Sum squared resid 4.422907 S.E. of regression 0.149083

R-squared 0.556732 Adjusted R-squared 0.550050

F(3, 199) 83.31294 P-value(F) 5.90e-35

Log-likelihood 100.3360 Akaike criterion −192.6719

Schwarz criterion −179.4191 Hannan-Quinn −187.3104

rho 0.935641 Durbin-Watson 0.124768

Yes it is. It is statistically significant and it adds to the fit slightly. (Ignore the coefficeint this time; the iron ore price is not being measured as a % change while CPI is).

But it does not add all that much. This clears up the first regression we ran somewhat1. The Australian dollar is first and foremost impacted by inflation. But we must be clear here: it is not impacted by the inflation differential as the PPP theory would have it. Rather it is impacted by global inflation.
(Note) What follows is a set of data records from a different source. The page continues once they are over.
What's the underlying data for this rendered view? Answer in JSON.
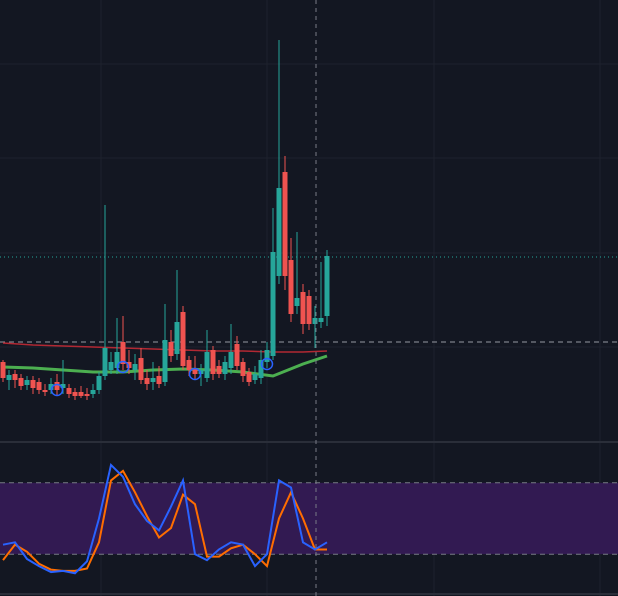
{
  "chart_data": [
    {
      "type": "candlestick",
      "ylim": [
        0,
        440
      ],
      "up_color": "#26a69a",
      "down_color": "#ef5350",
      "open": [
        78,
        60,
        66,
        62,
        55,
        60,
        58,
        50,
        50,
        58,
        52,
        52,
        48,
        48,
        46,
        46,
        50,
        64,
        70,
        72,
        98,
        78,
        70,
        82,
        62,
        58,
        64,
        58,
        98,
        86,
        128,
        80,
        72,
        66,
        62,
        90,
        74,
        66,
        72,
        96,
        78,
        68,
        60,
        62,
        78,
        84,
        164,
        268,
        180,
        134,
        148,
        144,
        116,
        118,
        124
      ],
      "high": [
        80,
        70,
        70,
        66,
        64,
        64,
        62,
        56,
        62,
        66,
        80,
        56,
        52,
        54,
        52,
        56,
        68,
        235,
        88,
        122,
        124,
        90,
        86,
        92,
        70,
        78,
        74,
        136,
        110,
        170,
        134,
        84,
        84,
        76,
        110,
        94,
        80,
        84,
        116,
        104,
        82,
        72,
        74,
        90,
        98,
        232,
        400,
        284,
        202,
        208,
        156,
        150,
        134,
        178,
        190
      ],
      "low": [
        58,
        50,
        52,
        50,
        50,
        46,
        46,
        44,
        46,
        44,
        46,
        42,
        40,
        42,
        40,
        42,
        46,
        60,
        66,
        66,
        70,
        66,
        60,
        56,
        50,
        50,
        52,
        54,
        78,
        80,
        70,
        64,
        60,
        54,
        58,
        60,
        62,
        60,
        66,
        70,
        58,
        54,
        56,
        56,
        72,
        80,
        156,
        150,
        118,
        126,
        106,
        110,
        92,
        112,
        114
      ],
      "close": [
        62,
        65,
        60,
        54,
        60,
        52,
        50,
        48,
        56,
        50,
        56,
        46,
        44,
        44,
        44,
        50,
        64,
        92,
        78,
        88,
        76,
        72,
        76,
        60,
        56,
        62,
        56,
        100,
        84,
        118,
        74,
        70,
        66,
        70,
        88,
        66,
        66,
        78,
        88,
        74,
        64,
        58,
        66,
        80,
        90,
        188,
        252,
        164,
        126,
        142,
        116,
        116,
        122,
        122,
        184
      ],
      "series": [
        {
          "x": [
            0,
            5,
            10,
            15,
            20,
            25,
            30,
            35,
            40,
            45,
            50,
            54
          ],
          "values": [
            97,
            95,
            94,
            93,
            92,
            91,
            90,
            89,
            89,
            88,
            88,
            89
          ],
          "color": "#b22833"
        },
        {
          "x": [
            0,
            5,
            10,
            15,
            20,
            25,
            30,
            35,
            40,
            45,
            50,
            54
          ],
          "values": [
            73,
            72,
            70,
            68,
            68,
            70,
            71,
            70,
            68,
            64,
            76,
            84
          ],
          "color": "#4caf50"
        }
      ],
      "signals": {
        "x": [
          9,
          20,
          32,
          44
        ],
        "values": [
          50,
          73,
          66,
          76
        ],
        "color": "#2962ff"
      },
      "hlines": [
        {
          "value": 183,
          "color": "#26a69a"
        },
        {
          "value": 98,
          "color": "#9598a1"
        }
      ]
    },
    {
      "type": "line",
      "ylim": [
        0,
        100
      ],
      "bands": [
        20,
        80
      ],
      "band_color": "#321a52",
      "x": [
        0,
        2,
        4,
        6,
        8,
        10,
        12,
        14,
        16,
        18,
        20,
        22,
        24,
        26,
        28,
        30,
        32,
        34,
        36,
        38,
        40,
        42,
        44,
        46,
        48,
        50,
        52,
        54
      ],
      "series": [
        {
          "color": "#2962ff",
          "values": [
            28,
            30,
            16,
            10,
            5,
            6,
            4,
            14,
            50,
            95,
            85,
            62,
            48,
            40,
            60,
            82,
            20,
            15,
            24,
            30,
            28,
            10,
            20,
            82,
            76,
            30,
            24,
            30
          ]
        },
        {
          "color": "#ff6d00",
          "values": [
            15,
            28,
            22,
            12,
            7,
            6,
            6,
            8,
            30,
            82,
            90,
            72,
            52,
            34,
            42,
            70,
            62,
            18,
            18,
            25,
            28,
            20,
            10,
            50,
            72,
            50,
            24,
            24
          ]
        }
      ]
    }
  ]
}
This is enormously important. Why? Because if PPP held then if the Reserve Bank of Australia (RBA) could keep inflation lower in Australia than it is in the rest of the world, they could in theory determine the value of the currency. But instead the currency is tied to global inflation. The RBA have no control over that.

I suppose at this point we might mention that global inflation is afoot. Bad news for the Australian dollar, if this relationship holds up.

For completists, the relationship between US CPI and the iron oire price is statistically significant ***, low R^2 (0.11) and the coefficient is negative. This last part probably explains the strange results we got when looking at the impact of the iron ore price on the AUD post-2005.